Outside, the natives along the Manchester Road were restless, knowing that the Holy One was amongst them and being entertained within their midst. And jubilation thronged all night long from Kensington. to Wembley, as the smell of burning flesh came thick from the Sinner and Saint public house. In fact, it all turned quite ugly and several bystanders found themselves being digested alive. Such was the atmosphere in West London that night.


The next day reports were heard how a child had been orphaned by the boiling mob of bag-snatchers and pornographers, and at least two old ladies had succumbed to the lure of the pot. But enough of pleasantries… Son of God and Queen of the world were sitting in their palace listening to the strains of a small boy outside being fed into a mangle for crucifying a cat in the name of Jesus Christ, when the Prince and Lord Huffanpuff dropped in. It was a wonder to behold their attempts to overthrow the Royal household with their pee-brained, effeminate behaviour. They didn’t so much walk into the Royal chamber as pour themselves in. Sonnie and Queenie quickly marched them from the palace and down to the Grand Ugly Canal where mobile phones, televisions and American tourists now outnumbered the fish! Stepping carefully among the turds, the Royal couple led the donkeys to [insert detested superstore of choice], that great slaughterhouse of consumable products! There, the donkeys soon tired and departed to whatever scene of sodomistic bliss they called home.

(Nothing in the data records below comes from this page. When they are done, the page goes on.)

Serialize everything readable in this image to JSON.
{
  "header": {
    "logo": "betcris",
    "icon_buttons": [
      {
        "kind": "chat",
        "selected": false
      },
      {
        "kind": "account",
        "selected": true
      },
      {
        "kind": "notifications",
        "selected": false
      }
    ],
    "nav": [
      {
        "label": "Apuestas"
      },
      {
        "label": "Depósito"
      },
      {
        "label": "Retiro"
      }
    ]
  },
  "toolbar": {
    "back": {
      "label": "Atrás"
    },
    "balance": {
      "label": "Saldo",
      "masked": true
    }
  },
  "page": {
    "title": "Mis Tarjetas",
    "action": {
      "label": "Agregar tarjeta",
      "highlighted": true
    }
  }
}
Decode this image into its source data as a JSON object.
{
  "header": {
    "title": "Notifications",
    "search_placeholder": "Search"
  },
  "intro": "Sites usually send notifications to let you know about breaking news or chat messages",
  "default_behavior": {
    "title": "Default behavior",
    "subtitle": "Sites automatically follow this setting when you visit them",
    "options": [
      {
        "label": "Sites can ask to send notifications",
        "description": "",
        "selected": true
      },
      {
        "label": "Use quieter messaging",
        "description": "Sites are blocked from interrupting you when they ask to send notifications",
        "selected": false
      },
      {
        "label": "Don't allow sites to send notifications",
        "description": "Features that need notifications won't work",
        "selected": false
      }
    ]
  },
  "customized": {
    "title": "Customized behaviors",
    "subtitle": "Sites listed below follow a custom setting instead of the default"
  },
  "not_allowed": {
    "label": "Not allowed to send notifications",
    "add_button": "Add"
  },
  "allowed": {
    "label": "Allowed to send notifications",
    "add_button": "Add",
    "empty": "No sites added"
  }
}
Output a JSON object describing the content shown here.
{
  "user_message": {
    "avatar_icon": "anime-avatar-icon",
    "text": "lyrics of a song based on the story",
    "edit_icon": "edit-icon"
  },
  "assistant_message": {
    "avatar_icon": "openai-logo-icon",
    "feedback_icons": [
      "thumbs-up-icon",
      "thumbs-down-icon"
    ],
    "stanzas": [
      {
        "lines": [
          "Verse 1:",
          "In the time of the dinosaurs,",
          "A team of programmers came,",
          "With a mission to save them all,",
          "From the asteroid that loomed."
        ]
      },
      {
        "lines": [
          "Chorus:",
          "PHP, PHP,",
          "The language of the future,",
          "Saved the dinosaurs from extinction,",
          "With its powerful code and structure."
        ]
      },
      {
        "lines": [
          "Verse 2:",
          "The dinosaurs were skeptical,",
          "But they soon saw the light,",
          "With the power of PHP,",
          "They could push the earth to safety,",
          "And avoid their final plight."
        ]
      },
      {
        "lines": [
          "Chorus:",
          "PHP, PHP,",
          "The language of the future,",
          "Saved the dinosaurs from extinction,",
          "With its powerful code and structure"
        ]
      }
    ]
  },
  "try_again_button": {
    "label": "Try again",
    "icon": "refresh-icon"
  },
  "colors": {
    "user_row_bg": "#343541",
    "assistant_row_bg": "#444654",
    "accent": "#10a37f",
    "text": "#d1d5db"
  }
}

It was New Year’s Day when Sonnie and Queenie saw the Prince again. He turned up looking for a bed for the night and it was obvious that Lord Huffanpuff had grown tired of wet nursing the Prince and pandering to his disgusting whims. And so an old rag and urine soaked pillow (kept for special occasions when ‘people we hate’ and ‘dirty bastards’ should call in to stay) was found for the Prince. His gratitude knew no bounds and he was privileged to witness the Royal Hare being bathed in the Royal sink and prepared for the Great Feast. Out came the heart and lungs, followed swiftly by the liver and kidneys. Son of God felt as if a crime was being committed and the hare seemed like the corpse of a small child: ‘In the name of the fornicating Christ’, said Sonnie, making the sign of the cross over the hare: ‘I anoint thee’. And he burst into song:

‘We pluck the beast and wash the beast and this is what we do;
We drain the blood because we should and this will make fine stew!
The corpse is cleansed; the corpse is blessed unto our chosen God,
And Eaten as a sacrament by Queenie and her Sod!’

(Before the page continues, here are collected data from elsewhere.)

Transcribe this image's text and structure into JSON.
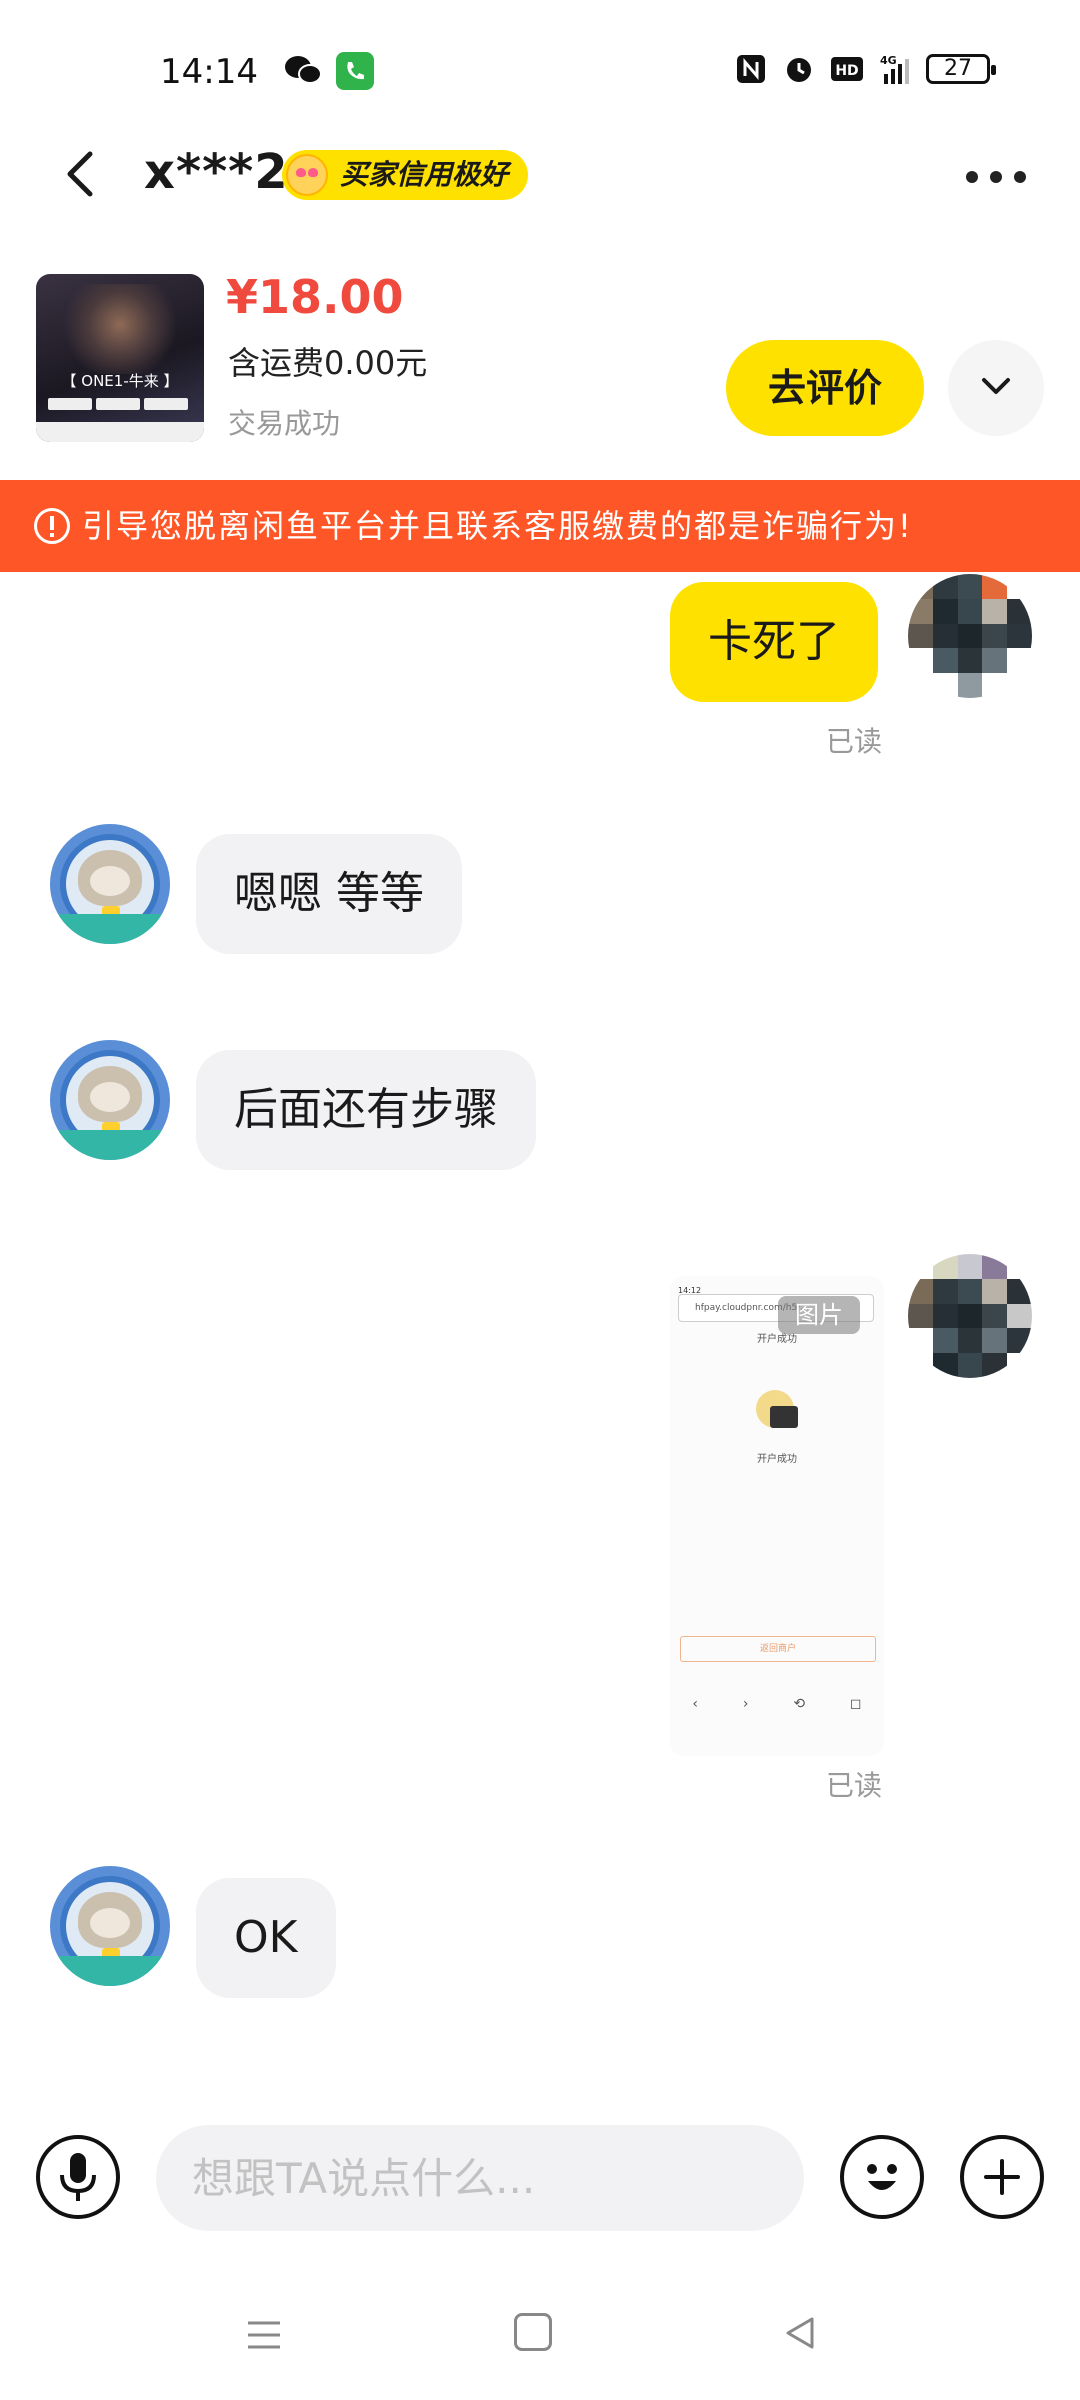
{
  "status_bar": {
    "time": "14:14",
    "network": "4G",
    "battery": "27"
  },
  "header": {
    "title": "x***2",
    "badge": "买家信用极好"
  },
  "product": {
    "thumb_title": "【 ONE1-牛来 】",
    "price": "¥18.00",
    "shipping": "含运费0.00元",
    "status": "交易成功",
    "review_button": "去评价"
  },
  "warning": {
    "text": "引导您脱离闲鱼平台并且联系客服缴费的都是诈骗行为!"
  },
  "messages": [
    {
      "from": "me",
      "text": "卡死了",
      "read": "已读"
    },
    {
      "from": "other",
      "text": "嗯嗯  等等"
    },
    {
      "from": "other",
      "text": "后面还有步骤"
    },
    {
      "from": "me",
      "type": "image",
      "image_tag": "图片",
      "image_time": "14:12",
      "image_url": "hfpay.cloudpnr.com/h5/...",
      "image_header": "开户成功",
      "image_success": "开户成功",
      "image_button": "返回商户",
      "read": "已读"
    },
    {
      "from": "other",
      "text": "OK"
    }
  ],
  "input_bar": {
    "placeholder": "想跟TA说点什么..."
  },
  "colors": {
    "accent_yellow": "#ffe100",
    "warning_orange": "#ff5627",
    "price_red": "#f0493e"
  },
  "icons": [
    "back-icon",
    "more-icon",
    "chevron-down-icon",
    "warning-icon",
    "microphone-icon",
    "emoji-icon",
    "plus-icon",
    "menu-icon",
    "home-icon",
    "back-triangle-icon"
  ]
}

It was a dark, dark night and Queenie was still recovering from the flu when the inhabitants of the Sheep’s Gut Road came out in their drunken masses to shout ‘Happy New Year!’
‘Bollocks to the New Year!’ echoed Sonnie, as the rapists took Featherton Road while the muggers took Maiden Shamed Road, leaving the paedophiles and priests to take Armpit Avenue. In the proceedings a young nun was buggered and later burnt to death in Nunnery Road. In fact, it was an ordinary New Year in West London. And at their palace, in a haze of sweet smelling incense sat the Son of God and the Queen of the world, with a distant look of satisfaction on their faces for that night a delicious feast was eaten at the Royal household. The Prince had realised his dream of reaching the top of his tree by attaining nirvana, it seemed the air of West London was just too rich for him and so his delicate frame was cooked alongside the hare and digested to the babblings of the natives outside. Strange, but every time the Prince’s name was mentioned L……. would roll his eye and rub his tum with a deafening ‘Dinner!’